The Bridger Mountains site lies within the Gallatin National Forest on the east slope of the mountain range, about 25 km north of Bozeman and 3 km north of Saddle Peak. The count occurs from a helicopter platform located atop the ridge above Bridger Bowl Ski Area.
The 28th Fall 2019 Bridger Raptor Count hopes to contribute to the understanding of fall raptor migration in Montana. We also promote an awareness of raptor ecology and conservation needs through public outreach.
This ongoing effort monitors long-term trends in populations of raptors using this northern portion of the Rocky Mountain Flyway. The flyway is noted for the largest concentration of Golden Eagles in the lower 48 states, with peak eagle activity (sometimes more than 200 eagles/day) in mid-October. Golden Eagle counts typically range from 1200-1900 birds per season. Up to 1,500 migrants of 17 additional species also may be seen each season, with Sharp-shinned Hawks, Cooper's Hawks, Red-tailed Hawks, Bald Eagles, and American Kestrels among the most commonly seen species.
Principal Investigator: Stephen Hoffman
Steve has dedicated his entire 38-year career to wildlife conservation. After 10 years as a wildlife biologist for the US Fish & Wildlife Service and US Bureau of Land Management, Steve founded HawkWatch International (HWI) to monitor migratory raptor populations along mountaintop flyways throughout the western US. Steve left HWI in 1999 to serve as Director of Bird Conservation for Audubon Pennsylvania. Steve moved to Bozeman, Montana in 2004. In 2016 Steve retired as Montana Audubon’s Executive Director, serving in this role for more than a decade. He earned his M.S. degree in Wildlife Ecology from Utah State University in 1979.
Adam first became aware of birds in elementary school through his sixth-grade teacher Mr.
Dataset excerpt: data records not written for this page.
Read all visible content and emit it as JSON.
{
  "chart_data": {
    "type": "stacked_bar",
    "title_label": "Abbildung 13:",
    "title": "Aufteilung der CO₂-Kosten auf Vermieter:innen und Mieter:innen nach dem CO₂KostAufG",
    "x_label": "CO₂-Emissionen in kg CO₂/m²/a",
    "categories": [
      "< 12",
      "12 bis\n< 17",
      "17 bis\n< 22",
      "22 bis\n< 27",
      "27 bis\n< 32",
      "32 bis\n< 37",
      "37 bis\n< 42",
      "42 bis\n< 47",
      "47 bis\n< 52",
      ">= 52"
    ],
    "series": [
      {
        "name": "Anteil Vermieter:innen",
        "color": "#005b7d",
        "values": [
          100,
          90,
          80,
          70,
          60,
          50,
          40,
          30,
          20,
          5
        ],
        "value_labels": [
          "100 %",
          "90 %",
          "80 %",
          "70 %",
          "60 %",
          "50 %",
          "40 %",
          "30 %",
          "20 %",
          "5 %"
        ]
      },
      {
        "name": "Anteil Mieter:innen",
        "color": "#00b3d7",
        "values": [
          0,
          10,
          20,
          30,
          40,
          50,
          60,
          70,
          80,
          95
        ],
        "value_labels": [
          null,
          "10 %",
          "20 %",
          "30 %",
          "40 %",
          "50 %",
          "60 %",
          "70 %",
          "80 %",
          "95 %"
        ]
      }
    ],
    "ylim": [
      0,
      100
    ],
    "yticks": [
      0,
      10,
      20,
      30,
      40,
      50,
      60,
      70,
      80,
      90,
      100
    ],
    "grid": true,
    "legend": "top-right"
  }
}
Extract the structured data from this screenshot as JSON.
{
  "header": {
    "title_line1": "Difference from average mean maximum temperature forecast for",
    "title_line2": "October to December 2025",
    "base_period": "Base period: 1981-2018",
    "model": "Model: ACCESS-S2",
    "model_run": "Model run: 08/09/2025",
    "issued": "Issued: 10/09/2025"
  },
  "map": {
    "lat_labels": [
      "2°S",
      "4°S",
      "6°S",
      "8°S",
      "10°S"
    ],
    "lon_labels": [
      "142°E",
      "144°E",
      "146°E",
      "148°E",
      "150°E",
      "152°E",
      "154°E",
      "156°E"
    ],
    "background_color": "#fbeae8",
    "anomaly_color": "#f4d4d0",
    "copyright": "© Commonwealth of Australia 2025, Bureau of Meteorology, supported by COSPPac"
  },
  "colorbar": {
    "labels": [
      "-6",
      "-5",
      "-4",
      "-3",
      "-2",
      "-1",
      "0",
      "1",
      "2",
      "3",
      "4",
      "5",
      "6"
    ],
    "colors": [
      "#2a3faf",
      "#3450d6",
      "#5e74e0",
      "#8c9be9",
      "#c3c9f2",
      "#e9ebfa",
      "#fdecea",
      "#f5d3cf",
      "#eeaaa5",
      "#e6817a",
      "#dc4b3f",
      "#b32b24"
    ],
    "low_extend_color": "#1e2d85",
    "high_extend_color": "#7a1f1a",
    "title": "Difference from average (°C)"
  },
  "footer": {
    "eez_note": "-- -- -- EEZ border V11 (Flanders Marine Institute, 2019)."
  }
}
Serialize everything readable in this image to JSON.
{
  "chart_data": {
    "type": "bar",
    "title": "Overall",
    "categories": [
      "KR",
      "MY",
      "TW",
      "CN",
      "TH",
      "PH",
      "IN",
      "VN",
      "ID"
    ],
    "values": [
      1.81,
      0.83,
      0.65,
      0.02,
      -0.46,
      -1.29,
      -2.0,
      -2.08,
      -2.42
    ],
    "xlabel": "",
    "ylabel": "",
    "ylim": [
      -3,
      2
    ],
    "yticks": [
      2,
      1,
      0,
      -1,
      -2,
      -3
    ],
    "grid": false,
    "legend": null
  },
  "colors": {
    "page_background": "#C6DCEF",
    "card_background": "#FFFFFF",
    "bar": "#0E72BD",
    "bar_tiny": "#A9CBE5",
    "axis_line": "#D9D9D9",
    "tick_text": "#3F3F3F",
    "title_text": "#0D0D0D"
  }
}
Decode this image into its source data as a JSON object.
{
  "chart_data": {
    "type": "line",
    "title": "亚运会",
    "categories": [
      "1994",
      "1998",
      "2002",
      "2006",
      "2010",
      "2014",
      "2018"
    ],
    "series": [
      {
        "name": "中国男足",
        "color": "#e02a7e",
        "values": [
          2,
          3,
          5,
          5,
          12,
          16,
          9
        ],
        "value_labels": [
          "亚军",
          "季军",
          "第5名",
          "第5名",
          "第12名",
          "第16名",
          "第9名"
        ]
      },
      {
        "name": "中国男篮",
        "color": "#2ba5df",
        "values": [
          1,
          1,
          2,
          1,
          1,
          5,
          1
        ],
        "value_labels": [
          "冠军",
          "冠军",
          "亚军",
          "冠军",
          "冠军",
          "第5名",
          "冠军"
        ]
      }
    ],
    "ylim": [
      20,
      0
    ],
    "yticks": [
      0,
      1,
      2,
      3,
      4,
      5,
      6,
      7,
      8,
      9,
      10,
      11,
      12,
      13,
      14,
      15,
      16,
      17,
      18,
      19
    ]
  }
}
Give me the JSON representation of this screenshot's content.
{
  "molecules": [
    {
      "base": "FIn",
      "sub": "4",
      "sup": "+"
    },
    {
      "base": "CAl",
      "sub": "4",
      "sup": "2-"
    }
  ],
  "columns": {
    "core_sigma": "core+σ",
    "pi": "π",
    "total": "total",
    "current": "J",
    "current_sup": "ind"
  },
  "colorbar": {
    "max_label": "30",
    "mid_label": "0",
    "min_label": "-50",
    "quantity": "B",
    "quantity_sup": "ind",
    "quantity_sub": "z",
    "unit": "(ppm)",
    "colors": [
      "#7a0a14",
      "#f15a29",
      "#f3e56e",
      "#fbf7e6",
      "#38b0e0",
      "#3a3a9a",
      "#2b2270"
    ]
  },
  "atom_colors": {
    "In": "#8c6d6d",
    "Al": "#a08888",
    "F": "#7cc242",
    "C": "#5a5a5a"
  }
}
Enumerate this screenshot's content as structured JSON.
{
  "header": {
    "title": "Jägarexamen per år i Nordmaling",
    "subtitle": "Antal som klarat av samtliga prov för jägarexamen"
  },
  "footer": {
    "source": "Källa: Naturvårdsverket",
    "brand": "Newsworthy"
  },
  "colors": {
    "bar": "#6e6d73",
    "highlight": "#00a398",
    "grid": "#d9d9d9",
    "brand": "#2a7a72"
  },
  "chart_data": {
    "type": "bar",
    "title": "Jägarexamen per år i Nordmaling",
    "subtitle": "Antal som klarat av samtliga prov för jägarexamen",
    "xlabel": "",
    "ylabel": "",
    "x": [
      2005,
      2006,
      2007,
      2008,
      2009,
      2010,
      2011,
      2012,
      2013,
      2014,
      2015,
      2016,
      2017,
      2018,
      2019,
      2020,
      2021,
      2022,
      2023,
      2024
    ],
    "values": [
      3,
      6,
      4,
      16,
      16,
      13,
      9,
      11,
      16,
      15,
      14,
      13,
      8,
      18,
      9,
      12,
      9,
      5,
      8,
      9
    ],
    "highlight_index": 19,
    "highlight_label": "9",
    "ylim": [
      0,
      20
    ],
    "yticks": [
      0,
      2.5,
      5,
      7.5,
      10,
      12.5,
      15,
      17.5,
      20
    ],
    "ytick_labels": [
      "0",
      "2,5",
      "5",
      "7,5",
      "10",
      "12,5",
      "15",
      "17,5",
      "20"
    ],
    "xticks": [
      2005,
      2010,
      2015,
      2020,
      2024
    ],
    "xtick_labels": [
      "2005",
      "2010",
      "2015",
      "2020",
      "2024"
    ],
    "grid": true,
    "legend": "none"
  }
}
McCormick. It wasn’t until 10 years later working as a river guide that he became aware of birding as a hobby and he began keeping a life list. More recently, as a participant of Patagonia’s Environmental Internship Program he had the opportunity to work in the Arctic National Wildlife Refuge, America’s only Arctic refuge. Thanks to the careful guidance and support of field biologists employed by Manomet of Massachusetts, his interest in birds was renewed eternally. Upon returning to his full-time job he realized his most intense passion was avian studies. He spent 3 years working as a field technician on a variety of upland game bird studies throughout the United States. Currently he splits his time between counting raptors in the spring and fall in Montana and summers performing avian point counts throughout the intermountain west.